MegaUpload Shut Down Marks a Watershed Moment
The US Government on Friday nonchalantly shut down the entire multi-million dollar business, arrested its founder, and expropriated millions of dollars worth of property. The business in question wasn’t even located in the US, but in New Zealand.
MegaUpload was, of course, accused of piracy, but whatever the charge this is a clear cut case of administering punishment before trial, or being assumed “guilty until proven innocent”. I suppose we shouldn’t be surprised that this government would be doing such a thing at a time when indefinite detainment of even US citizens without trial under mere vague suspicions of connections to terrorism is perfectly legal.
An Out of Control Government
This also came just a day after a historic web-wide protest against SOPA and PIPA bills which would make internet censorship in the name of piracy legally all too easy to do.

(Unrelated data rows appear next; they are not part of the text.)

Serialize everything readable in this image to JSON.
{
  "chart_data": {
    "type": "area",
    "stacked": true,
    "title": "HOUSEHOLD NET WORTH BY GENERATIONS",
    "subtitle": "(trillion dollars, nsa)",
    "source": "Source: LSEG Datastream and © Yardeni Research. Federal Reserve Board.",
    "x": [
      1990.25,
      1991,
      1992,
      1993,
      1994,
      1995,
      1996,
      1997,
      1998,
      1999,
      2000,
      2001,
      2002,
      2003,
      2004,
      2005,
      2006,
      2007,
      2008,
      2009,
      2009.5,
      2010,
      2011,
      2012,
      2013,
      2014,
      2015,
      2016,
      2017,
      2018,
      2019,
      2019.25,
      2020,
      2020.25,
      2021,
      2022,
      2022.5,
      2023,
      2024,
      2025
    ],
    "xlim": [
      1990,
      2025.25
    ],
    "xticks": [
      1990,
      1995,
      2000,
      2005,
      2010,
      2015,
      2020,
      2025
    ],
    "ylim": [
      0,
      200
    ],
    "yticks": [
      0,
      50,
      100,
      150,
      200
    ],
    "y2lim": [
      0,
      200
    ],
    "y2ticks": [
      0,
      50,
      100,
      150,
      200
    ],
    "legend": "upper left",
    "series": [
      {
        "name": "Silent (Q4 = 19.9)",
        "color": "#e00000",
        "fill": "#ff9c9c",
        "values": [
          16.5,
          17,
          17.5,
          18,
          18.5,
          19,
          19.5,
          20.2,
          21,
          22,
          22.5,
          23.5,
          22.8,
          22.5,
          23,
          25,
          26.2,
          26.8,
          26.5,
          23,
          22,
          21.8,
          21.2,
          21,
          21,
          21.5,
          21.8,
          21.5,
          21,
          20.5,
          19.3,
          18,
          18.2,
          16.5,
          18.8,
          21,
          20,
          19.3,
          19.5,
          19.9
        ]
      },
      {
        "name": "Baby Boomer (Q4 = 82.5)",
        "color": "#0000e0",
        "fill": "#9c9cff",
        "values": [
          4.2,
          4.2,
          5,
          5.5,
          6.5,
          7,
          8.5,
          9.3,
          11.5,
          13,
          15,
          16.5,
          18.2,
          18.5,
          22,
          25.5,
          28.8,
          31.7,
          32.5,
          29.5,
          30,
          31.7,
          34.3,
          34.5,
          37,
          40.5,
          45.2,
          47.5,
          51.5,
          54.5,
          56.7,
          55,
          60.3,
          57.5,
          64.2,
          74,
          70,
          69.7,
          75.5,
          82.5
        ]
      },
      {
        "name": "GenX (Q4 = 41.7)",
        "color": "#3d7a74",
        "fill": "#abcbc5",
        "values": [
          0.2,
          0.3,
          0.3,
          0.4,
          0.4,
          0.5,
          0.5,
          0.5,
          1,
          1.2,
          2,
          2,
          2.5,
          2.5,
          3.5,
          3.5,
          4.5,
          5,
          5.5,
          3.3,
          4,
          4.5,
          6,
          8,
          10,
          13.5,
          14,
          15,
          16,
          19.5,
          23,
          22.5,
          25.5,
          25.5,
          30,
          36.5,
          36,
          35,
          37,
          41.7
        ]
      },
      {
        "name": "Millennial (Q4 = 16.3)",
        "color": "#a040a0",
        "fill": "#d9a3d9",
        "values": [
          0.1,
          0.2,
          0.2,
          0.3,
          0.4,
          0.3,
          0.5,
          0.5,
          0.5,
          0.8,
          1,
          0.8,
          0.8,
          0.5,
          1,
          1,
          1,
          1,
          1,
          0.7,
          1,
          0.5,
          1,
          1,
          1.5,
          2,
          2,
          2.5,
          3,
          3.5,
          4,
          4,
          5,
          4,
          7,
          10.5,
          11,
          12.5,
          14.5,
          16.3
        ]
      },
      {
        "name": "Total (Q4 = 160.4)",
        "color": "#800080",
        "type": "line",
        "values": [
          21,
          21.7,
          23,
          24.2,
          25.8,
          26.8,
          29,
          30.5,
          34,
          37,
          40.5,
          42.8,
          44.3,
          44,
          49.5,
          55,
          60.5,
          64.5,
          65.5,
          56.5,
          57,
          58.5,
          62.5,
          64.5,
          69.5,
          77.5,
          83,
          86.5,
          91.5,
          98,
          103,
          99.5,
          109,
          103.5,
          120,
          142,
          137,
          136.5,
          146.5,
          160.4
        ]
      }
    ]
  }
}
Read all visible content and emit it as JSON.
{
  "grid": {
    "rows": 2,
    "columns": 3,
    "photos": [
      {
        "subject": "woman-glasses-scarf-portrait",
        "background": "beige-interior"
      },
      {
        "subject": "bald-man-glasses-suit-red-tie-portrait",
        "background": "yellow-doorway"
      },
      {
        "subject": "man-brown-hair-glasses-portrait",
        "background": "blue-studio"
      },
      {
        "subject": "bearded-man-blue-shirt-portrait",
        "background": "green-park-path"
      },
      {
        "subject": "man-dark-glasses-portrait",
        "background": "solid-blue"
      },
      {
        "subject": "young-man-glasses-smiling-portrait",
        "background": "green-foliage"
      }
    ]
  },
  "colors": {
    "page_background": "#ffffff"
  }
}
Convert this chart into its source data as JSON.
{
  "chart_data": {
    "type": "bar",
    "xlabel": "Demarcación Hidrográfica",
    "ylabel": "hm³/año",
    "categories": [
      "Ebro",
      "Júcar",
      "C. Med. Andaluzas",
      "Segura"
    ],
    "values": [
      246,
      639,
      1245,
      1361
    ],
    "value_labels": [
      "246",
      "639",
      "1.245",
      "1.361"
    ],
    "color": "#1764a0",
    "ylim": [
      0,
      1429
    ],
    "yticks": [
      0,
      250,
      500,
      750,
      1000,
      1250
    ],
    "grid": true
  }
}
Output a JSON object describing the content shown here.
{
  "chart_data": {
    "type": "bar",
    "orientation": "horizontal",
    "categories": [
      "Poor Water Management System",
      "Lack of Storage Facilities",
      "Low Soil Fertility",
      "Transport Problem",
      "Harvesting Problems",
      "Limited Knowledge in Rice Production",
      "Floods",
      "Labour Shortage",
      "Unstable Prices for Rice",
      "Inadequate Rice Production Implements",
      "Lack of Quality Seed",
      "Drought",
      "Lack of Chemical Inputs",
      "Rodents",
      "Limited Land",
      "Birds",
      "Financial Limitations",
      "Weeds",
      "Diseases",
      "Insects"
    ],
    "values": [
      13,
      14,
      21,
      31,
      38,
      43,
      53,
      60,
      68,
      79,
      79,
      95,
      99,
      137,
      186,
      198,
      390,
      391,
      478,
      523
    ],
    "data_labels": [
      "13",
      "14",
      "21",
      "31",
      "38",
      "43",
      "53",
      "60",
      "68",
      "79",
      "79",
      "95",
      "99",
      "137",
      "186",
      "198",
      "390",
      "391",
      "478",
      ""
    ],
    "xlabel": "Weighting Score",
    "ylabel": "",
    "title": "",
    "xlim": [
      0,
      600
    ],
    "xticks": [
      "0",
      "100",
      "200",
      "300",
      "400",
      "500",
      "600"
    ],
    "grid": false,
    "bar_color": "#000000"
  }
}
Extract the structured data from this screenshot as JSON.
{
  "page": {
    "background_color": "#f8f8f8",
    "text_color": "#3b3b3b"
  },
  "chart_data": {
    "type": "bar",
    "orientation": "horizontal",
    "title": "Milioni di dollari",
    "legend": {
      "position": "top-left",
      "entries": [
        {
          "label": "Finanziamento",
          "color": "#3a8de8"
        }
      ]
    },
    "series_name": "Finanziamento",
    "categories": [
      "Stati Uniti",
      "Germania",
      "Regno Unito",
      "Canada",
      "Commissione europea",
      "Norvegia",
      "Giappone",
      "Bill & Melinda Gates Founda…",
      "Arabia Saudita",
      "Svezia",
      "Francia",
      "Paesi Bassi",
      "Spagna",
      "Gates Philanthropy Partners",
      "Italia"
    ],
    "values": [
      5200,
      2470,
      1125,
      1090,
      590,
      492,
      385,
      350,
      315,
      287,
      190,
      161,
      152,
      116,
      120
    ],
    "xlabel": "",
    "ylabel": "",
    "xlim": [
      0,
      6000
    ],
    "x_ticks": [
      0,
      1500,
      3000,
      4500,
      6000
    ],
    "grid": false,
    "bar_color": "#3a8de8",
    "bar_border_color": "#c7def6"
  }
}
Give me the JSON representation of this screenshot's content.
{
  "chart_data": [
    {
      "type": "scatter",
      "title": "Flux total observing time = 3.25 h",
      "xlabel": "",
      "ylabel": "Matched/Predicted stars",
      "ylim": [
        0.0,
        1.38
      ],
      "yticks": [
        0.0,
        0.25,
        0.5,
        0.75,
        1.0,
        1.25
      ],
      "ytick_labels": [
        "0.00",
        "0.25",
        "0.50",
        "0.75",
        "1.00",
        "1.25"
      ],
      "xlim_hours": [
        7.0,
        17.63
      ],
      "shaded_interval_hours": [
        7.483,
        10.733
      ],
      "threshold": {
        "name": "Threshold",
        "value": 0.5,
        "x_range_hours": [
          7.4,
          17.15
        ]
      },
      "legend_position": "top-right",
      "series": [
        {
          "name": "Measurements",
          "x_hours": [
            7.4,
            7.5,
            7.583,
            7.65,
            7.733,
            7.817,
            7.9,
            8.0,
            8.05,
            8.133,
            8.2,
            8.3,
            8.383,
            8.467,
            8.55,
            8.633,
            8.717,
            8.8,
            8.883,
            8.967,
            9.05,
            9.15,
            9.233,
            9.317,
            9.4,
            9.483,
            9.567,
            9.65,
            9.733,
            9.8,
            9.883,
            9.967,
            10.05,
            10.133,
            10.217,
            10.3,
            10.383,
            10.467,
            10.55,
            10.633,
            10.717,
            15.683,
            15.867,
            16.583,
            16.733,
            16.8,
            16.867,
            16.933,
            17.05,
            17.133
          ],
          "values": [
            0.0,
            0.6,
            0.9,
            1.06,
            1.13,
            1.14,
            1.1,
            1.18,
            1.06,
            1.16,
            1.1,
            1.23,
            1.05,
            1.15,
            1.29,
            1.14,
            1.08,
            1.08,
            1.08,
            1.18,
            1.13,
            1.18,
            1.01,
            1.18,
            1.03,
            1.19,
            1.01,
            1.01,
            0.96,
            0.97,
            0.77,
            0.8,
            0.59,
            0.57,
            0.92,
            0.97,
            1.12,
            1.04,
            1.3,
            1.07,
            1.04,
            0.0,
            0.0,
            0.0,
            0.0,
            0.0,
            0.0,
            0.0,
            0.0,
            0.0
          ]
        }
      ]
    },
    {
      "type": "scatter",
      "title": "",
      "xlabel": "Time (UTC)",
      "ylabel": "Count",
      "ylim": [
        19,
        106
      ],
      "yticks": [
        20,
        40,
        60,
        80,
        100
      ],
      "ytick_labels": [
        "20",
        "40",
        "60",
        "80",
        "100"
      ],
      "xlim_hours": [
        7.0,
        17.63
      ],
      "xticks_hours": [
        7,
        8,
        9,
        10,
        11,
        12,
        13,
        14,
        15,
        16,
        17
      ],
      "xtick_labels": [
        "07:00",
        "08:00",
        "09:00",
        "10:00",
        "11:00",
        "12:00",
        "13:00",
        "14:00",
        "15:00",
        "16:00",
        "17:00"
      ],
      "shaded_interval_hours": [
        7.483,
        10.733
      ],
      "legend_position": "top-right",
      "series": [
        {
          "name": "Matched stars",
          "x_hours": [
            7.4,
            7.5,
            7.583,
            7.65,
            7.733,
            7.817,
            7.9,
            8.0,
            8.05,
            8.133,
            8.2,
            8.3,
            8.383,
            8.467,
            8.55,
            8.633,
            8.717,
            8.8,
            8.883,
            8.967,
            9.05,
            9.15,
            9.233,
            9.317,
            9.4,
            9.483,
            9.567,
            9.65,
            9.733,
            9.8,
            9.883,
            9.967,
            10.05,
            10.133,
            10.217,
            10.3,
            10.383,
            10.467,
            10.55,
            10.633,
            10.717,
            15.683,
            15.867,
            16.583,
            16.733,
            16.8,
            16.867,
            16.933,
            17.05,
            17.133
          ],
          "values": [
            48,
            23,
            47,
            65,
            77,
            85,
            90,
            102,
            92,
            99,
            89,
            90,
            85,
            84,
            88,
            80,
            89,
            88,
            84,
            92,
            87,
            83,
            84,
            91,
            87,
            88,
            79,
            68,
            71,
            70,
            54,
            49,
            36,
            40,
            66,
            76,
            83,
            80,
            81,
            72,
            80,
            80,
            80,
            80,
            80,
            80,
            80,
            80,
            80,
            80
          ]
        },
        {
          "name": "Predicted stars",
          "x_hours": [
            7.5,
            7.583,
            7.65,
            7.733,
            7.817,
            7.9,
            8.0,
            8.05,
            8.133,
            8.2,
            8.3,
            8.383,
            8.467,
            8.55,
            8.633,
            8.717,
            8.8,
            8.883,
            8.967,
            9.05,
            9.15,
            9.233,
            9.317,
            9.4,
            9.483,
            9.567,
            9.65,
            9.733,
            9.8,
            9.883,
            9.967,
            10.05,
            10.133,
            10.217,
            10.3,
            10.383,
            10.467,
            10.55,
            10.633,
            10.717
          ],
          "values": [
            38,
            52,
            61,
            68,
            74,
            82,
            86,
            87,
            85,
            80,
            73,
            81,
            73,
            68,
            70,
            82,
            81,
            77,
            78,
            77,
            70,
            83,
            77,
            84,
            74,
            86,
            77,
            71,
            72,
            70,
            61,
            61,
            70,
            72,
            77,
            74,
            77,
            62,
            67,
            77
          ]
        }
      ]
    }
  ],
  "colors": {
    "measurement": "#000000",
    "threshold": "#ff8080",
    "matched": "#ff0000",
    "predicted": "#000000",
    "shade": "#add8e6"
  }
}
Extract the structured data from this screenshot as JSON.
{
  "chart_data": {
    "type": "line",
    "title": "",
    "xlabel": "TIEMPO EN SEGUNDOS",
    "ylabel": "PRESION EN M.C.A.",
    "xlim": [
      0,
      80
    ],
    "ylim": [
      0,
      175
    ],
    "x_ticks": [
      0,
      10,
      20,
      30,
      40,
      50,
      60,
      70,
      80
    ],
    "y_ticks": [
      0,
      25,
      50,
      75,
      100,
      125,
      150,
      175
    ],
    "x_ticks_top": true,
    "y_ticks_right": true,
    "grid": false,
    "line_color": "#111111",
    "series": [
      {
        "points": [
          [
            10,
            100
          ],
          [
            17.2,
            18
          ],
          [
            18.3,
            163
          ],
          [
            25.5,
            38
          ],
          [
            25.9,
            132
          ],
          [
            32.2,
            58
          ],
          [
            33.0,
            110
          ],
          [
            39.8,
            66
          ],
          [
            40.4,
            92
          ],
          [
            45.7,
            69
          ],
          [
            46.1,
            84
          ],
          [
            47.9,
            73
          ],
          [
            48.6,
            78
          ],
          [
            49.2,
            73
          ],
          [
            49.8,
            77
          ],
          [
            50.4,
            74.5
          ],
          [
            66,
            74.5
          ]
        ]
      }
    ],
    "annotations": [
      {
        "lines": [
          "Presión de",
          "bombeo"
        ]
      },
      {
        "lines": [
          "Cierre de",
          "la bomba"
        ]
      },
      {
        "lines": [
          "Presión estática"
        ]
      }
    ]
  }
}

In fact, the sheer audacity of what the US Government did on Friday makes me wonder if there is any point at all to the war that has been waged against SOPA and PIPA.
It would seem SOPA and PIPA would merely make explicit what the US Government is perfectly willing to do already, just as NDAA 2012 made explicit indefinite detainment that US Government has already been engaging in anyway.
We have on our hands, it would seem, a government that is completely out of control. Cries over constitutional violations have been falling on deaf ears for years now, and now we’re at a point where we have the government engaging in actions which can easily be called totalitarian, and even making such actions explicitly legal. Anyone who still thinks that they can hold this government accountable, keep it under control, and make it serve the interests of the people at large must be severely delusional.
Megaupload’s Planned Industry Disruption
Latest news on the MegaUpload shut down reveal what suggests itself as the real reason why MegaUpload might have been shut down. It certainly makes sense when you consider who has been behind this particular abuse of government power in the name of fighting piracy: MPAA and RIAA.
MegaUpload was apparently about to launch a service that would allow artists to easily market themselves and sell their stuff directly to the public, making the middlemen whom MPAA and RIAA represent completely unnecessary, while keeping 90% of the profits. They were working on something that would help unsigned artists like me sell our music, or even give it away while still getting paid for distributing them through MegaUpload thanks to their MegaKey advertising revenue sharing technology.
The service was called MegaBox, and is said to be potentially transformative of the music industry as a whole. As TechCrunch author asserted “Megaupload was likely large enough to actually find success”, but in daring to take on the music industry head on they ended up in jail.
It’s worth saying loud and clear that this is a case of corrupt incumbent organizations literally using the government to destroy competition and force the entire industry to stay stagnant just so they can keep churning profits using their outdated methods. This is how government power destroys free enterprise, progress, and innovation. It gives the incumbents an option to, instead of innovating, simply swing the baton of “the law” against those whom would disrupt their incumbency too much.
The “Conspiracy Theory” vs. Facts
Of course, that this is a reason why MegaUpload was shutdown when it was, is in the realm of a “conspiracy theory” or a mere rumor, but that RIAA and MPAA have been using the government to stall and destroy competing models is no theory as it has been happening for a long time now. The context strongly suggests that MegaUpload wasn’t shut down just because they were allegedly aiding piracy (despite regularly complying to take down requests and having been endorsed by popular artists). After all, they offered a variety of services not entirely related to piracy, and the upload service itself has been used for completely legal file storage and sharing as well. It is way too convenient for the accusation of aiding piracy to be enough to shut down an entire company without a trial, and just before they were about to launch a disruptive music service that provides a legal new way of distributing music.
I don’t have to state this theory as a fact, but feigning ignorance in this case doesn’t seem like a very bright idea either.
In light of these events I think last week was a historic one. A historic protest against the greatest government encroachment on the internet ever followed by an unprecedented act of destruction of value by that same government. It demonstrated exactly, vividly and unmistakably the danger that said legal encroachment represents before it even became explicitly legal.
I for one think that the world is no longer the same after last week. We have crossed a certain threshold, and if we let this go without appropriate outrage we are guaranteed to witness even worse, and then it may eventually be you personally whose property is stolen, whose business destroyed, and whom ends up behind bars. Not because you’ve done something wrong, but because you’ve stepped on the toes of those in power, those whom think that might makes right. Just imagine what this does to the ambitions of entrepreneurs out there looking to provide innovative solutions. Would you dare compete with the music industry after last Friday, or get involved in any enterprise that could in some way shape or form be linked with “piracy”?